Leading U.S. cryptocurrency exchange Coinbase recently released its earnings report for the first quarter of 2022, netting a total loss of about $430 million within the period.
Coinbase New Disclosure Filing
In the earnings report, the exchange filed a new disclosure dubbed SAB 121 with the U.S. Securities and Exchange Commission (SEC), which is centered around how the company holds crypto assets for investors.
The new disclosure raised concerns among Coinbase users. According to the filing, the company could treat its customers as a “general unsecured creditors,” meaning users might lose the assets in their accounts in the event of a bankruptcy.
Coinbase Has No Risk of Bankruptcy
However, Coinbase CEO Brian Armstrong reassured users that the exchange has no risk of bankruptcy while promising that customers’ funds are safe.
Armstrong noted the disclosure is part of the SEC’s new requirement for public companies that hold crypto assets for third parties.
2/ We have no risk of bankruptcy, however we included a new risk factor based on an SEC requirement called SAB 121, which is a newly required disclosure for public companies that hold crypto assets for third parties. https://t.co/lwmgb1kFtA
— Brian Armstrong – barmstrong.eth (@brian_armstrong) May 11, 2022
The Coinbase boss also noted that while there are terms of service protecting Coinbase Prime and Custody users and their investments, retail users do not have a similar protection.
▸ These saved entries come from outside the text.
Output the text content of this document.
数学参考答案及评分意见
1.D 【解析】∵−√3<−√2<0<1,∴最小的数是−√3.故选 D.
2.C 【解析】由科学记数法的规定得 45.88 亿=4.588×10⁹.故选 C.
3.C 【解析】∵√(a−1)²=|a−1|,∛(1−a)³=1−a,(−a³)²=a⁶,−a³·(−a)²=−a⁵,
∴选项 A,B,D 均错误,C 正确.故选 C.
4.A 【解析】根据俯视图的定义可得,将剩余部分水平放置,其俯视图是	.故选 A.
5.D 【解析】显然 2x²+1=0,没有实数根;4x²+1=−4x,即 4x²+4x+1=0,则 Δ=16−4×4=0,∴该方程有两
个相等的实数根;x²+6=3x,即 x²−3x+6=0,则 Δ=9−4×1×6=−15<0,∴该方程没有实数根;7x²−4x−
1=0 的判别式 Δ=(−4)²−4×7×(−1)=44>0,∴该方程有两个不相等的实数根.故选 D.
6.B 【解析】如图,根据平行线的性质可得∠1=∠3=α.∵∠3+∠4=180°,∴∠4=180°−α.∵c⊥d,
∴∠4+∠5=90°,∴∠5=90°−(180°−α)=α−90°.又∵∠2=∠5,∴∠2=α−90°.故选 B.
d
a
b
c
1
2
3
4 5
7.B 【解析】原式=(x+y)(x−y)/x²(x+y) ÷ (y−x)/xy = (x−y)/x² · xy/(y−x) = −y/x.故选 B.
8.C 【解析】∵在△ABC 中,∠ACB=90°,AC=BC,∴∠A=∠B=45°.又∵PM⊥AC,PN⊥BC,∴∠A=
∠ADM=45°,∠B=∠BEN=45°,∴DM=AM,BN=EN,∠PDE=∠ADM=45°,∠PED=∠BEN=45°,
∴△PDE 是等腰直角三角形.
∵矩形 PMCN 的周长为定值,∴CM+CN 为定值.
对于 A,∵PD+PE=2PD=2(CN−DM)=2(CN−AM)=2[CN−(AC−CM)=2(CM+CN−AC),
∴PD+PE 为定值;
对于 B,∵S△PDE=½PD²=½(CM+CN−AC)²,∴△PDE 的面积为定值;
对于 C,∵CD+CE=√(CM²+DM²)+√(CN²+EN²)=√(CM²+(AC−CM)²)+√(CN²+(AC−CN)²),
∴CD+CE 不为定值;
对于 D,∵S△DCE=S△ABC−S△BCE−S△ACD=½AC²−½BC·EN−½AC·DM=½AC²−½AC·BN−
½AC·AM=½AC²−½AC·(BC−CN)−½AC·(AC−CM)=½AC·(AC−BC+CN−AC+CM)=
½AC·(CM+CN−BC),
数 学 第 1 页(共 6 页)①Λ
Notwithstanding, the CEO mentioned that the company is making moves to update the terms of service to accommodate retail users’ protection.
Armstrong apologized to customers for not making the development sooner and also for not taking the initiative to communicate when the risk factor section was included in the quarterly report.
“This disclosure makes sense in that these legal protections have not been tested in court for crypto assets specifically, and it is possible, however unlikely, that a court would decide to consider customer assets as part of the company in bankruptcy proceedings even if it harmed consumers,” he said.